About a year ago, in message <g93sh2$1s05$1 at sf1.isc.org>, Matus Uhlar
noted that it was probably a bind BUG when Aliet Santiesteban Sifontes
had a lot of bogus EDNS0 failures when his named repeatedly timed out
and closed pending requests after only 600ms, even though the hardcoded
timeout in the source code (bin/named/client.c) is 30s or 60s depending
on the state.

The thread subject was "EDNS and DNSSEC impossible to use in Satellite
links", and was a follow up to earlier threads by ASS about the problems
that were traced to this apparent bug.

Monday night this week, I have seen the same problem with named compiled
from bind 3.6.1 sources.  I had compiled for 32 bit x86 Linux in a 32
bit chroot under a 64 bit x86_64 Linux 2.6.30 single-cpu kernel.
Running named with -g -d 3 produced a log on stderr showing timeouts of
less than 2 seconds, followed by named doing all kinds of wrong handling
for the fictitious error, such as disabling EDNS and reporting SERVFAIL
to dig.

A wireshark capture showed that most of the timed out queries did
receive responses in less than 5 seconds, but those responses were
rejected with "port (already) closed" ICMP messages (that were
fortunately dropped by a firewall before annoying the root servers).

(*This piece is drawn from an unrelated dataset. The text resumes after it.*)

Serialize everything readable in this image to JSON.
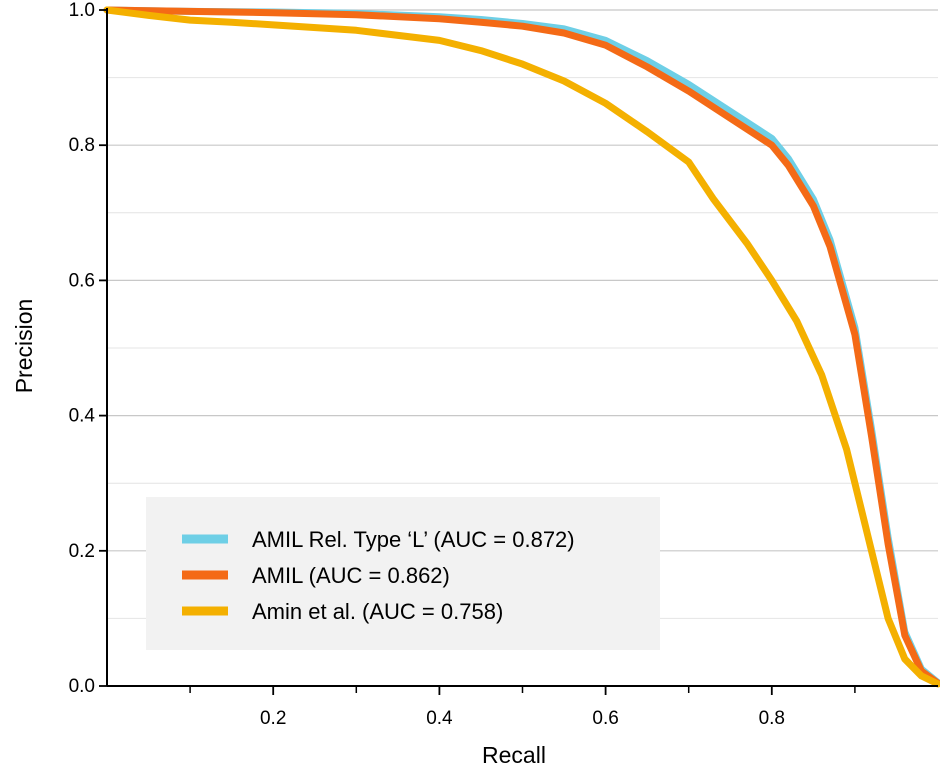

The named.conf I was testing had dnssec enabled with dlv.isc.org as the
only trust anchor.  IPv6 was also enabled.  The setup was a prototype
setup for a recursive DNSSEC validating caching-mostly server.  This was
a test run only, running on a different machine and with one manual dig
invocation at a time as the only client.

So anyone know anything about this bug and how to get rid of it?  I
suspect it is responsible for many misdiagnosed complaints about EDNS
failures and such.